LAHORE, April 30: A boy suffering from psychological trauma at Children's Hospital alleged on Friday that he had been tortured by his teacher at a seminary in Faisalabad.
"I was punished by the teacher who wanted to make an example of me because I dared escape the daily routine of beatings at the seminary," 11-year-old Atif Rehman told Dawn at the hospital.
The case came to light when a complaint was formally lodged with the Human Rights Commission of Pakistan (HRCP) a couple of days ago, its official, Mehboob Ahmad Khan, said. "A doctor whose servant was a close relative of the boy wanted us to probe the matter." He said the HRCP was collecting facts of the incident.
Treatment notes read that the boy was received unconscious at the hospital with a head injury and bruises all over the body. He later complained of abdominal pain and respiratory distress.
"His mother has been asked to work on him to divert his attention from pain.

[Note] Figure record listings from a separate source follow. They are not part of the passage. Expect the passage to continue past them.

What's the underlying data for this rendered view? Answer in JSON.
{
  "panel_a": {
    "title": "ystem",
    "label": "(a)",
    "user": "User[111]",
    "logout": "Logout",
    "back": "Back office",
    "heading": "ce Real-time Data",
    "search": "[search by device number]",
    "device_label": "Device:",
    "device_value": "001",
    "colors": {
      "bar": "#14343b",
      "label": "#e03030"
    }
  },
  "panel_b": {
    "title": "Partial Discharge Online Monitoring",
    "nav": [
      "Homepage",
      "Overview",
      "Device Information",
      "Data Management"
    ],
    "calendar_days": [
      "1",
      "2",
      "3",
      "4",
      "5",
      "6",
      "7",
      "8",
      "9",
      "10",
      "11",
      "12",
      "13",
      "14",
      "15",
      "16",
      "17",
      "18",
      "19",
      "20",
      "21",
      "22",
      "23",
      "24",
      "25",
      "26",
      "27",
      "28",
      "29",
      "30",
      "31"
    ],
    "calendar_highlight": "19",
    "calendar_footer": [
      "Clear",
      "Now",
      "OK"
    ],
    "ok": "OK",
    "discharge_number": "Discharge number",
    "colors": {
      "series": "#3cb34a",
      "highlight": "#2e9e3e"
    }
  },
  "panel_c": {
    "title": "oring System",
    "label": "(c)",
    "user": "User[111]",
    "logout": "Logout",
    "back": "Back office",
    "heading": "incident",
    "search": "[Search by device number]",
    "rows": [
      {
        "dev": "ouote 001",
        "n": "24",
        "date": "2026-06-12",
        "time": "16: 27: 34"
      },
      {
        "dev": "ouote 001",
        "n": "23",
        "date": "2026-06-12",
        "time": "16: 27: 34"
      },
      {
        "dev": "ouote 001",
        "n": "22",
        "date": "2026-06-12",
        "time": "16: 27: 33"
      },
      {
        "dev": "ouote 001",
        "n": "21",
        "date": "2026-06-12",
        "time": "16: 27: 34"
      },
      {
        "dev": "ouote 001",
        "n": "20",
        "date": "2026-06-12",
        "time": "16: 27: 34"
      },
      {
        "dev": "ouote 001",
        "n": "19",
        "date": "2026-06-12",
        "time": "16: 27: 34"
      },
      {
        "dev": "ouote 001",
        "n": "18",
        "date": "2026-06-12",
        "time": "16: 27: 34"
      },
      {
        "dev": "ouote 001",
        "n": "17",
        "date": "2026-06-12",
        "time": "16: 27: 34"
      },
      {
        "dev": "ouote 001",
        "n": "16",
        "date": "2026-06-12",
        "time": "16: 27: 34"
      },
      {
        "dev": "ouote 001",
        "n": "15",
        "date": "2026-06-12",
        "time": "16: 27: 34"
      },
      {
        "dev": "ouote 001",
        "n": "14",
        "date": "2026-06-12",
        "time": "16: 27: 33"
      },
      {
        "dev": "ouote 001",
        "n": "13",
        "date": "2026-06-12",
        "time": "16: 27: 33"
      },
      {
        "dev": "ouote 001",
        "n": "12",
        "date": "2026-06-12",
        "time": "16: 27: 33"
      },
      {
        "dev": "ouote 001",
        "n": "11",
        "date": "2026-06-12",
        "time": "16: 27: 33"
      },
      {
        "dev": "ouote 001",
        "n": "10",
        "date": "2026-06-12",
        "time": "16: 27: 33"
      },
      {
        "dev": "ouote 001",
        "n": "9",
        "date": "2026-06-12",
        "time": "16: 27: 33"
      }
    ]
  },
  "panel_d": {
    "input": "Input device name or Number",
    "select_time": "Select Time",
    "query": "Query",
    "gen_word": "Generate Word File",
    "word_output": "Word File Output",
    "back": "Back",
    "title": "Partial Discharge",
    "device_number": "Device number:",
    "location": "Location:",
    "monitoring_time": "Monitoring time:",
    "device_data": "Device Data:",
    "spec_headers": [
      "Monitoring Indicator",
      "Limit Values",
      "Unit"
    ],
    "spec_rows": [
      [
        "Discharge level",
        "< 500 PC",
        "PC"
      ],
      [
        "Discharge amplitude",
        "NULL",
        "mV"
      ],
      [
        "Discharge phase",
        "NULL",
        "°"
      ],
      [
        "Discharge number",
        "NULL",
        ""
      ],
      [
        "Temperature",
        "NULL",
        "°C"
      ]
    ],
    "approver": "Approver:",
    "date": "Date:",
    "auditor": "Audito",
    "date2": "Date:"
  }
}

He is still frightened," a clinical psychologist wrote in treatment notes, adding that anti-depressants had been prescribed for him until further investigation.
The boy would cry and shout with fear whenever he saw a bearded man, a doctor on duty said, insisting that he not be named. "It has happened twice during his stay at the hospital that he would start crying on seeing a bearded doctor. It is a phobia, which could last for the rest of his life."
Atif said it was his own decision to get admission to a madressah, and a friend helped him get enrolled in the seminary of Makkah Masjid, Street 7, Mansoorabad, Faisalabad.
"We did not object to his decision, knowing that his learning the Quran by heart would help us enter paradise," said his father, Muhammad Aashiq of the Nankana Sahib. A father of three sons and as many daughters, Mr Ashiq added that he had been jobless since an accident around two years ago. He was a driver by profession, he added.
Atif said he started studying at the seminary four months ago and soon came to know that the teacher subjected students to physical torture. The teacher would hang the students with chains and treat them like animals, he said. For some time, he put up with the beatings, but ran away from the madressah on April 13.
"I had been roaming around in Faisalabad for two days when a man helped me board a bus for my native village." He said he reached home on April 18, but the very next day a boy from the seminary approached his parents and he was again taken to Faisalabad.
The boy said that at the seminary he was detained in a room and his hands and legs were chained. He alleged that the teacher, Maulvi Mahboob Aalam, beat him up with chains and iron rods and tied him with electric wire. He claimed that the teacher gave him poison, mixing it with milk.
His father said the teacher approached him and asked him to take his son back home, claiming that the boy was having fits. He added that together with a friend he reached Faisalabad and found that his son was locked in a room, he was not in his senses and was bleeding from mouth and nose.
"We took him to the Nankana Sahib as we did not have money for his treatment, but we had to admit him to a hospital the next day when doctors told us that he had little chance to survive. Then we brought him to Lahore."
The HRCP official said that Punjab Chief Minister's Adviser on Rights of Children Dr Faiza Asghar had taken up the case. "We are planning to take legal action in this regard."